Speaker Identification
Phonexia Speaker Identification (SID) uses the power of voice biometrics to recognize speakers by their voice, determining whether the voice in two recordings belongs to the same person or two different people. Our goal as a regular participant of the NIST Speaker Recognition Evaluations (SRE) series is to contribute to the advancement of research efforts and the calibration of technical capabilities in text-independent speaker recognition. The objective is to boost the technology and identify the most promising algorithmic approaches for our future production-grade solutions.
Usage in Voice Inspector
While the technology itself supports various speaker recognition tasks, Voice Inspector uses the one-to-many (1:N) approach, where "1" represents the known (reference) speaker and "N" represents one or more unknown (questioned) recordings being evaluated.
How does it work?
The technology is based on the fact that the speech organs and speaking habits of every person are more or less unique. As a result, the characteristics (or features) of the speech signal captured in a recording are also more or less unique. Consequently, the technology can be language-, accent-, text-, and channel-independent.

Automatic speaker recognition systems are based on the extraction of unique
features from voices and their comparison.
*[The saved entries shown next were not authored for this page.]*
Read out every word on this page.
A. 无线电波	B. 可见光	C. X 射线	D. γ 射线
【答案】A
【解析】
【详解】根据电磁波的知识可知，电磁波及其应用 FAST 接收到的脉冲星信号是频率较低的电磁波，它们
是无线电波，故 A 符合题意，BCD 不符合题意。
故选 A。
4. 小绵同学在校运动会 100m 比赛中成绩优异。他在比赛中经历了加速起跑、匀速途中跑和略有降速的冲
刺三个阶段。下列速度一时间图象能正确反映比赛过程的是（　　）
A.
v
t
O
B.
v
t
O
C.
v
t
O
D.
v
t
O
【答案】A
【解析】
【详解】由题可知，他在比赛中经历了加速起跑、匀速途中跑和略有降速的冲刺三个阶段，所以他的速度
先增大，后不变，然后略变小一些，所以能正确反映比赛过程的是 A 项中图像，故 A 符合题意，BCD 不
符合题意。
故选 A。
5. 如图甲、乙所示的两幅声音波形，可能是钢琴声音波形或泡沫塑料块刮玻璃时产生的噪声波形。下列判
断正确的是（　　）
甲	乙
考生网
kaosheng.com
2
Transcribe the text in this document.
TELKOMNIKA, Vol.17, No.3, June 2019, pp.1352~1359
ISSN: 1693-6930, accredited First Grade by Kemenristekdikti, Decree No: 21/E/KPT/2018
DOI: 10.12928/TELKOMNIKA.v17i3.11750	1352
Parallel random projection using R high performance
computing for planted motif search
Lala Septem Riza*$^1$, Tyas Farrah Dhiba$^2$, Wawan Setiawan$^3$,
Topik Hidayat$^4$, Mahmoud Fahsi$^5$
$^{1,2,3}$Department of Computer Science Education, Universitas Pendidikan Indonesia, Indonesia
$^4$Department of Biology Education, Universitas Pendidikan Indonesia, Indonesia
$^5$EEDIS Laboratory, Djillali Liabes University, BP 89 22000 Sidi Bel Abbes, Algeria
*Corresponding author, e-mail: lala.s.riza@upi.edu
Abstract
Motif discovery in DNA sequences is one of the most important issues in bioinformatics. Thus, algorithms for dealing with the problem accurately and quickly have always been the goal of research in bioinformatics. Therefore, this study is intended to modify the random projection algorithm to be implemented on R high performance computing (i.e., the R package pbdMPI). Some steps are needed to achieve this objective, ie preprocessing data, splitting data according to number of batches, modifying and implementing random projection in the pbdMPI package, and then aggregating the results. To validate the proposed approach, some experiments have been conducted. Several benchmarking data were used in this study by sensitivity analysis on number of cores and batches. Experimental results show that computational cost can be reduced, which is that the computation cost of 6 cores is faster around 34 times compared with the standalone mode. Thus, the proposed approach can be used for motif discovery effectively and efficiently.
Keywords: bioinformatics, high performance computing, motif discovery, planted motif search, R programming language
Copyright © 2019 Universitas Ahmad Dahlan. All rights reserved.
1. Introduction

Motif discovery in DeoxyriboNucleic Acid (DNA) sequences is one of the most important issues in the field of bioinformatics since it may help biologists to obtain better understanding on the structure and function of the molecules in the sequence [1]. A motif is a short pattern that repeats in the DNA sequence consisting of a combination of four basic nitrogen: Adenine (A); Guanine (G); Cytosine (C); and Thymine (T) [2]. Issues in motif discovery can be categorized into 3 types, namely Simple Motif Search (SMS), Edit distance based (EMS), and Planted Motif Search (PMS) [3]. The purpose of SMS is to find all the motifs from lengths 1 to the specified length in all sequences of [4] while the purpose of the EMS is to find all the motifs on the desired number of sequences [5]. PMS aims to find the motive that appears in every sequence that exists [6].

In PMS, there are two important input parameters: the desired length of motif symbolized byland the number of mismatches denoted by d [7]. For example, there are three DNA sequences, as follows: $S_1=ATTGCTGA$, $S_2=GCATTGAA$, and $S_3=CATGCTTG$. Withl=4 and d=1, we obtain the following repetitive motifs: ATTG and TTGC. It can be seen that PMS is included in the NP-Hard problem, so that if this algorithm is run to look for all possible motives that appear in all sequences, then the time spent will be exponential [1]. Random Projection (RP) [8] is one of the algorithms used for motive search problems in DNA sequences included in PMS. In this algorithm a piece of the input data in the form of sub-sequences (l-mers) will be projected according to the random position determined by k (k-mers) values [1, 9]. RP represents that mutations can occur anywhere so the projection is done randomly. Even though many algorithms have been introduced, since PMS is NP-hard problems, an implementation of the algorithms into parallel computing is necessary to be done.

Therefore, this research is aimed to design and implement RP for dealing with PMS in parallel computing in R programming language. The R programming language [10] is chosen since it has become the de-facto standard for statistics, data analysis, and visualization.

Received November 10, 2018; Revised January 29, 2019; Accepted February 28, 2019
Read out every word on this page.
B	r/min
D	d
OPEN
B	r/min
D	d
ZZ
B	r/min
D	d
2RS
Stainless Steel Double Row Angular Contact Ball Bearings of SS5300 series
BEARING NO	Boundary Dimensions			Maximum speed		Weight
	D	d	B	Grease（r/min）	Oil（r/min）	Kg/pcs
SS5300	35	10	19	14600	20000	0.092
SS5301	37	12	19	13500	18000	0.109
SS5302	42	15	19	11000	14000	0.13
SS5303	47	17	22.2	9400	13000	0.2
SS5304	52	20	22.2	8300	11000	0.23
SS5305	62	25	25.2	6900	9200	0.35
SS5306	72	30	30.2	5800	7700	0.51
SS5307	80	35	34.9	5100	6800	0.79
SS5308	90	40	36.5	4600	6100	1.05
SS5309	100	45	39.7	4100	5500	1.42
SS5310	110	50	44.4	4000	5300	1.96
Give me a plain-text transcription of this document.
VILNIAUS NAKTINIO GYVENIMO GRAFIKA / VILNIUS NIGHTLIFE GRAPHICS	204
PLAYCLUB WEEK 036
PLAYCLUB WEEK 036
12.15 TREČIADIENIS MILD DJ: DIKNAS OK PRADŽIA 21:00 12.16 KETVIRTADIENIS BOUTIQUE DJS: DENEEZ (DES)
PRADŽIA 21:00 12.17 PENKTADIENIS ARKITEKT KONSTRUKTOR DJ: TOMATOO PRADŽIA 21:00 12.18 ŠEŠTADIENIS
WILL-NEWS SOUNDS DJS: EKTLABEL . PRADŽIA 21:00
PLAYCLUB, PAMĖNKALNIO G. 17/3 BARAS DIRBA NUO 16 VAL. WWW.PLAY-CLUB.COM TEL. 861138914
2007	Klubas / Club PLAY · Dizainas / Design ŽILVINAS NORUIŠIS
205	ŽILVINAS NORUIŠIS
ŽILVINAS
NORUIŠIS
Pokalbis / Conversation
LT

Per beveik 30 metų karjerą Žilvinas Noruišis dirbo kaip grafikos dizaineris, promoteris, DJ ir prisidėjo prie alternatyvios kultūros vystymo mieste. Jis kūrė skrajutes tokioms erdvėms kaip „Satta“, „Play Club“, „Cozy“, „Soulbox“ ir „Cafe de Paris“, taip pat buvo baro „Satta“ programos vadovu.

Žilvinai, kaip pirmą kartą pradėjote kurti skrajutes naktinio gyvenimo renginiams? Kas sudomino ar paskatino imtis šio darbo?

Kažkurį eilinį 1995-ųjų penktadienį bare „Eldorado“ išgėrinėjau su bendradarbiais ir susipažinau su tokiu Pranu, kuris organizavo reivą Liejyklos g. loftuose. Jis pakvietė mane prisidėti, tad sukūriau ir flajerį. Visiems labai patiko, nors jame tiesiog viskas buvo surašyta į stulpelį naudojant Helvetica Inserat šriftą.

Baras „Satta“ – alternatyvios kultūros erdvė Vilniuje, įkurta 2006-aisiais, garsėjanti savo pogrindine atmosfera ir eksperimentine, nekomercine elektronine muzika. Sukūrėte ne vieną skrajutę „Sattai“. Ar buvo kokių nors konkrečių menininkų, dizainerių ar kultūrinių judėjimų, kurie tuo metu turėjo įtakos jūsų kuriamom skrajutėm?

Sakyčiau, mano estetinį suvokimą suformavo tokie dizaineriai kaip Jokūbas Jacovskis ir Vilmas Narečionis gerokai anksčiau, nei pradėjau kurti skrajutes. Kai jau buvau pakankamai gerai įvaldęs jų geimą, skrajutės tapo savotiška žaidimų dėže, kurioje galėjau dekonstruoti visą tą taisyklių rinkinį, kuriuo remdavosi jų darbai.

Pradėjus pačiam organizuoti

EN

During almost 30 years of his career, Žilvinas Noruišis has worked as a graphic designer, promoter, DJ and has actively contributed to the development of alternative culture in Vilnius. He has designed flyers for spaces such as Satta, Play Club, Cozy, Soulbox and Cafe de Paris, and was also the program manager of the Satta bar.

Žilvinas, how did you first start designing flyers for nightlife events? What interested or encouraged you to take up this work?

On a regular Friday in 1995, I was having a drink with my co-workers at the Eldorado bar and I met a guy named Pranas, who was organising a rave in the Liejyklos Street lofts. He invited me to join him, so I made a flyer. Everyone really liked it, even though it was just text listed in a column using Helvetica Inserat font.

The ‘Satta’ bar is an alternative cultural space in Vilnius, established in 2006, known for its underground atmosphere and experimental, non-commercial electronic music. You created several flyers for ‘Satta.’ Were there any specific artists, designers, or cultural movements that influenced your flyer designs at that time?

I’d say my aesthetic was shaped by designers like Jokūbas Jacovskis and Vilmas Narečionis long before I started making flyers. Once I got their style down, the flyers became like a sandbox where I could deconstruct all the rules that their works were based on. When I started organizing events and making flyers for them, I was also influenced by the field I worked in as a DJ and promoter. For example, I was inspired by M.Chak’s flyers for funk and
The systems thus usually comprise two
distinct steps: Voiceprint Extraction and Voiceprint Comparison.
During Voiceprint Extraction, acoustic features are extracted from a recording
and used to generate a speaker model, which is then transformed into a small but
highly representative numerical representation called a voiceprint.
Throughout this process, SID technology applies state-of-the-art channel
compensation techniques.
Any extracted voiceprint can be compared with existing voiceprints. The
system returns a score for each comparison, which is then used to compute
Likelihood ratio (LR) and Log-likelihood ratio (LLR).
Recommended length of recordings
| Net speech | Description | |
|---|---|---|
| Questioned recording | 7 seconds | Recommended length of net speech needed for voiceprint creation used for comparing |
| Reference recording | 20 seconds | Recommended length of net speech for accurate creation of speaker profile of the known speaker |
Voiceprint
A voiceprint (also known as x-vector) is a fixed-length matrix that captures the most unique characteristics of a speaker’s voice. Voiceprints are unique to each individual, similar to fingerprints or retinal scans.
What can be learned from a voiceprint?
- Similarity to another voiceprint
- Speaker’s gender
- Total length of original recordings
- Amount of speech used for voiceprint extraction
What cannot be learned from a voiceprint?
The most important feature of Phonexia Speaker Identification technology is that it prevents the retrieval of the audio source, call content, or original voice sound from a voiceprint. The voiceprint file only contains statistical information about the unique characteristics of the voice, without including information that could be used to reconstruct the audio contents (i.e., who said what) or for voice synthesis systems (TTS - Text to Speech).